The morning we were jolted awake by the house shaking, my father ran into our room and pulled my brother and me out of our bunk beds and into the cold morning air. Craig and I were in our pajamas. My dad was in his underwear and my mom was in her nightie. We all stood beneath the front doorframe. My father insisted that it was the safest place to be while the plates of the Earth shifted below us. Everything in my line of vision shook to the deep rumble. It was only a tremor, and no one was hurt. It was scary and awe-inspiring to feel completely out of control while God showed off.

I wasn’t convinced that doorframes were safe. You should be in or out.

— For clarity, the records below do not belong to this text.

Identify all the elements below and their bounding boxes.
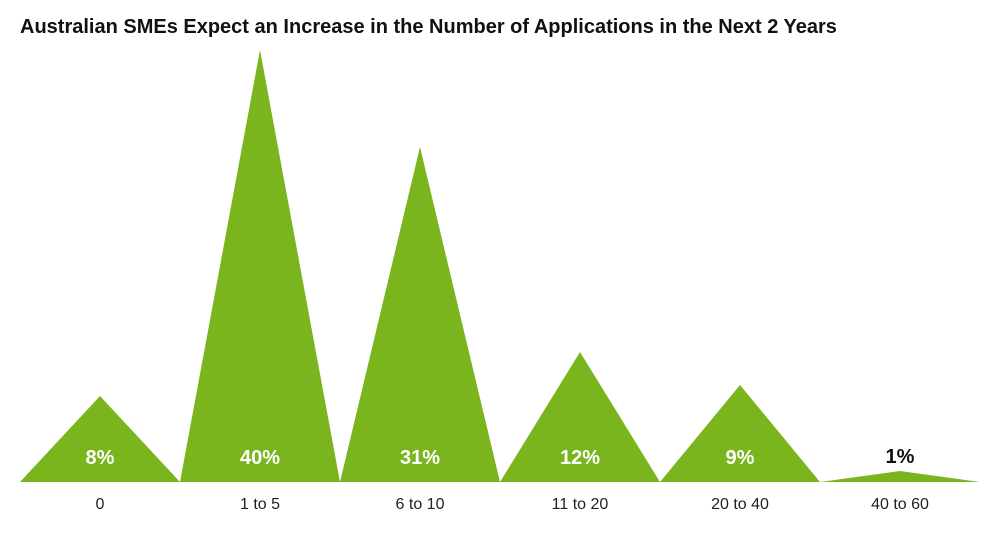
triangle-wrapper: 12%	[500, 352, 660, 482]
category-label: 0	[96, 496, 105, 514]
chart-plot-area: 8% 0 40% 1 to 5 31% 6 to 10 12% 11 to 20 9% 20 to…	[20, 47, 980, 514]
chart-column: 31% 6 to 10	[340, 147, 500, 514]
chart-columns: 8% 0 40% 1 to 5 31% 6 to 10 12% 11 to 20 9% 20 to…	[20, 50, 980, 514]
value-label: 31%	[400, 447, 440, 470]
value-label: 12%	[560, 447, 600, 470]
value-label: 9%	[726, 447, 755, 470]
value-label: 1%	[886, 446, 915, 469]
triangle-wrapper: 40%	[180, 50, 340, 482]
triangle-bar	[340, 147, 500, 482]
triangle-bar	[180, 50, 340, 482]
category-label: 11 to 20	[552, 496, 609, 514]
triangle-wrapper: 9%	[660, 385, 820, 482]
value-label: 8%	[86, 447, 115, 470]
triangle-wrapper: 8%	[20, 396, 180, 482]
category-label: 40 to 60	[871, 496, 929, 514]
value-label: 40%	[240, 447, 280, 470]
chart-column: 9% 20 to 40	[660, 385, 820, 514]
triangle-wrapper: 1%	[820, 471, 980, 482]
chart-title: Australian SMEs Expect an Increase in th…	[20, 16, 980, 39]
triangle-wrapper: 31%	[340, 147, 500, 482]
chart-column: 8% 0	[20, 396, 180, 514]
category-label: 20 to 40	[711, 496, 769, 514]
category-label: 6 to 10	[396, 496, 445, 514]
chart-column: 1% 40 to 60	[820, 471, 980, 514]
chart-column: 40% 1 to 5	[180, 50, 340, 514]
chart-column: 12% 11 to 20	[500, 352, 660, 514]
category-label: 1 to 5	[240, 496, 280, 514]
chart-container: Australian SMEs Expect an Increase in th…	[0, 0, 1000, 534]
triangle-bar	[820, 471, 980, 482]
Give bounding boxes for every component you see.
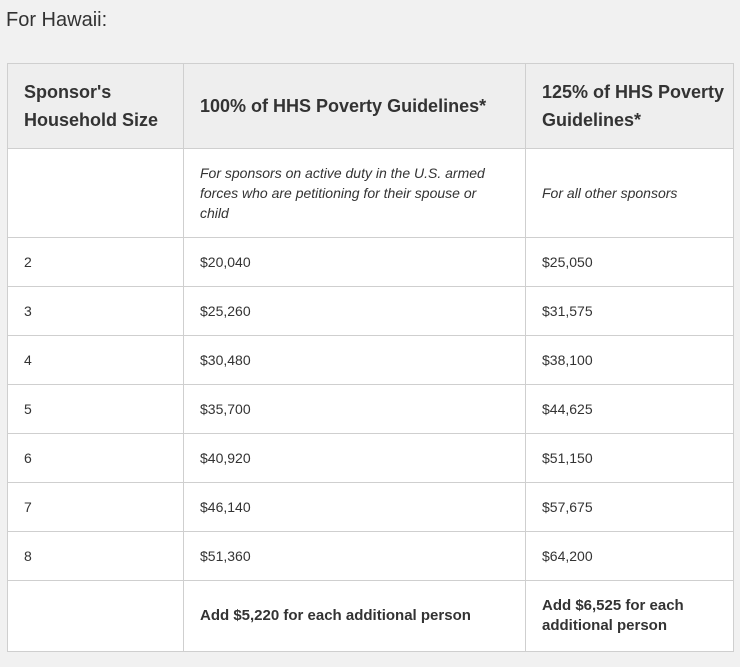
table-row: 4 $30,480 $38,100	[7, 335, 734, 385]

We were far from New Jersey, and going back to visit was a harrowing event. My father booked us on an air force cargo flight that left in the middle of the night—I guess because it didn’t cost him. That plane was the biggest plane I’ve ever been in. A few seats lined the sides of the fuselage, and there were only a few other passengers on the plane, mostly military people, along with stacks of crates and these strange-looking rectangular boxes.

The pilot invited my brother and me into the cockpit. He showed us the controls of the plane and explained the radar screens. He told us that the rectangular boxes in the back held the bodies of soldiers being sent home from Vietnam. When we sat back down and strapped ourselves into our seats against the wall, I felt the dense deep fear from sharing space in the air with death. I pictured soldiers and war. I thought about God bringing them home and men who could fly ships at night guided by blips of light carrying a cargo of stories that ended in boxes of shattered remains. It was all so overwhelming that I cried at the thought that I could die. A living soldier told me it would be alright and gave me a boxed meal of a sandwich, a banana, some cookies, and a V-8. It was the first time I ever drank a V-8. It was an adult drink and it was good. Now when I see a can on a grocery shelf, it’s like a psychic trigger: V-8, almost eight years old, Vietnam, death, God’s cargo, a box of food.

I have no recollections of my Jewishness in Alaska, other than knowing that I was a Jew and getting in trouble for drawing a picture of Hitler in Hebrew school. Not that I knew who he was or what he did. I had just seen pictures of him in a book and his mustache made him easy to draw. The swastika was an enchanting, brain-twisting symbol and also very easy to draw. I liked to draw. My drawings made grown-ups mad.